Et Olivain et l’hôte s’acheminèrent vers l’auberge, Olivain, selon la coutume des laquais heureux de leur condition, racontant au tavernier tout ce qu’il crut pouvoir dire sur le compte du jeune gentilhomme.

Cependant Raoul écrivait :

« Monsieur,

« Après quatre heures de marche je m’arrête pour vous écrire, car vous me faites faute à chaque instant, et je suis toujours prêt à tourner la tête, comme pour répondre lorsque vous me parliez. J’ai été si étourdi de votre départ, et si affecté du chagrin de notre séparation, que je ne vous ai que bien faiblement exprimé tout ce que je ressentais de tendresse et de reconnaissance pour vous. Vous m’excuserez, monsieur, car votre cœur est si généreux que vous avez compris tout ce qui se passait dans le mien. Écrivez-moi, monsieur, je vous en prie, car vos conseils sont une partie de mon existence ; et puis, si j’ose vous le dire, je suis inquiet ; il m’a semblé que vous vous prépariez vous-même à quelque expédition périlleuse, sur laquelle je n’ai point osé vous interroger, car vous ne m’en avez rien dit. J’ai donc, vous le voyez, grand besoin d’avoir de vos nouvelles. Depuis que je ne vous ai plus là, près de moi, j’ai peur à tout moment de manquer. Vous me souteniez puissamment, monsieur, et aujourd’hui, je vous le jure, je me trouve bien seul.

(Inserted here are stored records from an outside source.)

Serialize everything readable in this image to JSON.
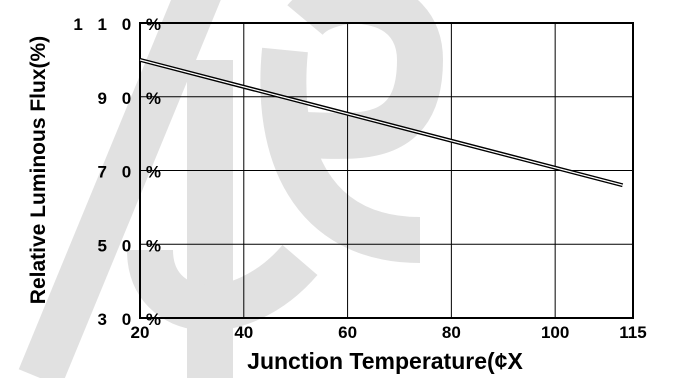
{
  "chart_data": {
    "type": "line",
    "xlabel": "Junction Temperature(¢X",
    "ylabel": "Relative Luminous Flux(%)",
    "x_ticks": [
      20,
      40,
      60,
      80,
      100,
      115
    ],
    "y_ticks": [
      "1 1 0 %",
      "9 0 %",
      "7 0 %",
      "5 0 %",
      "3 0 %"
    ],
    "xlim": [
      20,
      115
    ],
    "ylim": [
      30,
      110
    ],
    "grid": true,
    "series": [
      {
        "x": [
          20,
          113
        ],
        "y": [
          100,
          66
        ]
      }
    ],
    "colors": {
      "line": "#000000",
      "grid": "#000000",
      "watermark": "#dcdcdc"
    }
  }
}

« Aurez-vous l’obligeance, monsieur, si vous recevez des nouvelles de Blois, de me toucher quelques mots de ma petite amie Mlle de La Vallière, dont, vous le savez, la santé, lors de notre départ, pouvait donner quelque inquiétude ? Vous comprenez, monsieur et cher protecteur, combien les souvenirs du temps que j’ai passé près de vous me sont précieux et indispensables. J’espère que parfois vous penserez aussi à moi, et si je vous manque à de certaines heures, si vous ressentez comme un petit regret de mon absence, je serai comblé de joie en apprenant que vous avez senti mon affection et mon dévoûment pour vous, et que j’ai su vous les faire comprendre pendant que j’avais le bonheur de vivre auprès de vous. »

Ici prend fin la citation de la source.